Se Petkovic quer sair por cima desta sua passagem pelo Flamengo, é o momento de perceber que, se a situação é parecida, a solução é exatamente a mesma do ano passado: trabalho e humildade. Até porque a situação do time também tem algo em comum com a de 2009: não há outro meia de criação no elenco pronto para pegar o lugar de camisa 10 (Adriano usa o número nas costas, mas vocês entenderam do que estou falando). Hoje, o time de Andrade joga praticamente com três volantes - Toró (guardando vaga para Maldonado), Willians e Kléberson - e três atacantes - Adriano, Love e Vinícius Pacheco. Este último anda sendo muito exaltado, e tem mesmo se mostrado surpreendentemente útil; mas não é um armador, daqueles de aparecer no meio e fazer a bola correr, e sim alguém que gosta de correr com a bola e que precisa de espaço para isso para aparecer realmente bem. Pacheco pode ser um substituto para o que Zé Roberto fazia ano passado, e não para Petkovic. O time pode até ir vencendo sem ter este homem; afinal, são todos bons jogadores e podem ir se virando, encontrando soluções. Mas o Brasileiro do ano passado mostrou a diferença que faz ter um grande armador.

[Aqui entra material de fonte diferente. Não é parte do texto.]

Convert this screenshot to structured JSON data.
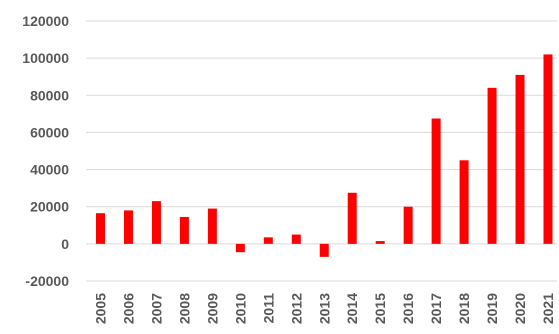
{
  "chart_data": {
    "type": "bar",
    "categories": [
      "2005",
      "2006",
      "2007",
      "2008",
      "2009",
      "2010",
      "2011",
      "2012",
      "2013",
      "2014",
      "2015",
      "2016",
      "2017",
      "2018",
      "2019",
      "2020",
      "2021"
    ],
    "values": [
      16500,
      18000,
      23000,
      14500,
      19000,
      -4500,
      3500,
      5000,
      -7000,
      27500,
      1500,
      20000,
      67500,
      45000,
      84000,
      91000,
      102000
    ],
    "ylim": [
      -20000,
      120000
    ],
    "yticks": [
      -20000,
      0,
      20000,
      40000,
      60000,
      80000,
      100000,
      120000
    ],
    "ytick_labels": [
      "-20000",
      "0",
      "20000",
      "40000",
      "60000",
      "80000",
      "100000",
      "120000"
    ],
    "grid": true,
    "bar_color": "#ff0000",
    "title": "",
    "xlabel": "",
    "ylabel": ""
  }
}
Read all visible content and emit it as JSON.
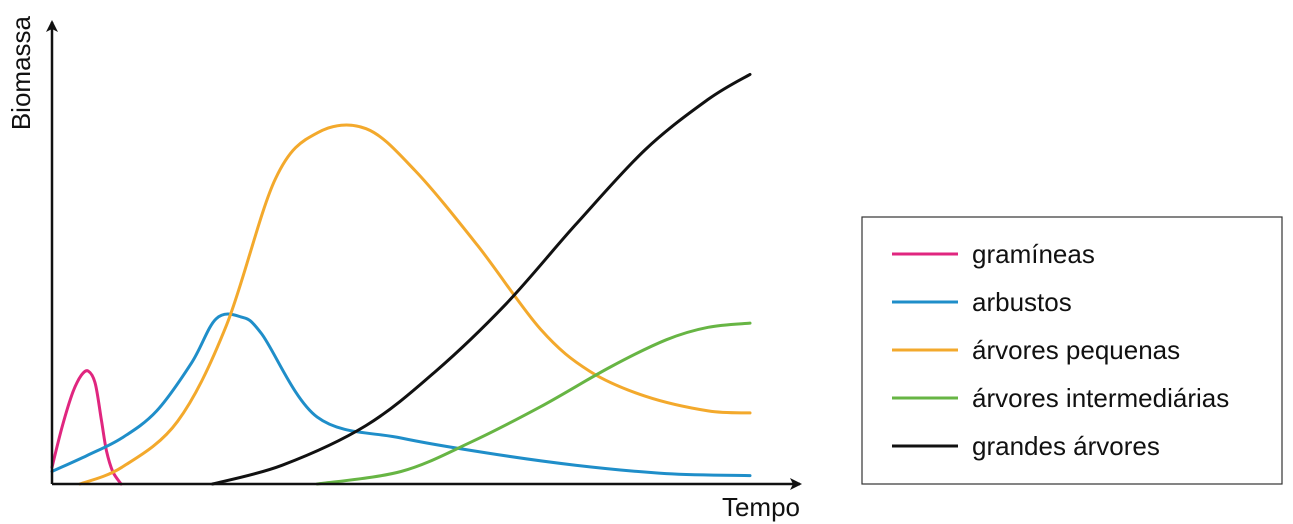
{
  "chart_data": {
    "type": "line",
    "title": "",
    "xlabel": "Tempo",
    "ylabel": "Biomassa",
    "grid": false,
    "ticks": false,
    "legend_position": "right",
    "xlim": [
      0,
      100
    ],
    "ylim": [
      0,
      100
    ],
    "series": [
      {
        "name": "gramíneas",
        "color": "#e0267f",
        "points": [
          [
            0,
            4
          ],
          [
            1.5,
            14
          ],
          [
            3,
            22
          ],
          [
            4.2,
            26
          ],
          [
            5.2,
            27
          ],
          [
            6.2,
            24
          ],
          [
            7.1,
            15
          ],
          [
            7.8,
            8
          ],
          [
            8.7,
            3
          ],
          [
            9.9,
            0
          ]
        ]
      },
      {
        "name": "arbustos",
        "color": "#1f8ec9",
        "points": [
          [
            0,
            3
          ],
          [
            5,
            6.8
          ],
          [
            10,
            11
          ],
          [
            15,
            17.5
          ],
          [
            20,
            29
          ],
          [
            23.5,
            39.5
          ],
          [
            27,
            40
          ],
          [
            30,
            36
          ],
          [
            38,
            16
          ],
          [
            50,
            11
          ],
          [
            62,
            7.5
          ],
          [
            75,
            4.5
          ],
          [
            88,
            2.5
          ],
          [
            100,
            2
          ]
        ]
      },
      {
        "name": "árvores pequenas",
        "color": "#f3a92c",
        "points": [
          [
            4,
            0
          ],
          [
            10,
            4
          ],
          [
            18,
            15
          ],
          [
            25,
            38
          ],
          [
            32,
            73
          ],
          [
            38,
            84
          ],
          [
            45,
            85
          ],
          [
            52,
            75
          ],
          [
            61,
            57
          ],
          [
            70,
            37
          ],
          [
            77,
            27
          ],
          [
            85,
            21
          ],
          [
            94,
            17.5
          ],
          [
            100,
            17
          ]
        ]
      },
      {
        "name": "árvores intermediárias",
        "color": "#67b544",
        "points": [
          [
            38,
            0
          ],
          [
            50,
            3
          ],
          [
            60,
            10
          ],
          [
            70,
            18.5
          ],
          [
            80,
            28
          ],
          [
            88,
            34.5
          ],
          [
            94,
            37.5
          ],
          [
            100,
            38.5
          ]
        ]
      },
      {
        "name": "grandes árvores",
        "color": "#111111",
        "points": [
          [
            23,
            0
          ],
          [
            33,
            4.5
          ],
          [
            45,
            14
          ],
          [
            55,
            27
          ],
          [
            65,
            43
          ],
          [
            75,
            62
          ],
          [
            85,
            80
          ],
          [
            94,
            92
          ],
          [
            100,
            98
          ]
        ]
      }
    ]
  }
}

Com todos os problemas, Andrade ainda tem dado oportunidades para Petkovic entrar em campo. Provavelmente teria iniciado a partida contra o Macaé, se estivesse liberado pelo departamento médico. Se estiver bem, deve jogar amanhã - se não de início, com certeza durante a partida. Ou seja: espaço para mostrar serviço ele ainda vai ter. Resta saber se saberá aproveitá-lo. Até porque andam dizendo por aí que a diretoria já anda pensando em um nome para ocupar o espaço que, por enquanto, ainda está ao alcance de suas atuações.

6 comentários:

Marco Antonio disse...

E o Ramon nesse time?

André Monnerat disse...

Marco Antonio, eu vou ter um pouco mais de calma pra falar de Ramon. Por enquanto, o cara só jogou 20 minutos contra o Macaé...

Tiago Cordeiro disse...

Qual o twitter desse jornalista?

André Monnerat disse...

Ih, esqueci de incluir o link - acabei de colocar no texto. É http://twitter.com/CaioBarbosa

Bosco Ferreira disse...

O Ramon tem as mesmas caracteristicas do Vinicios Pacheco. O Pet ainda será útil na LA. Jogador na posição dele é muito raro se quisermos um no nível dele.

Renato Freire disse...

Ótima análise. Não há o que acrescentar. Resta agora ver o que o Ramon é capaz de fazer em campo.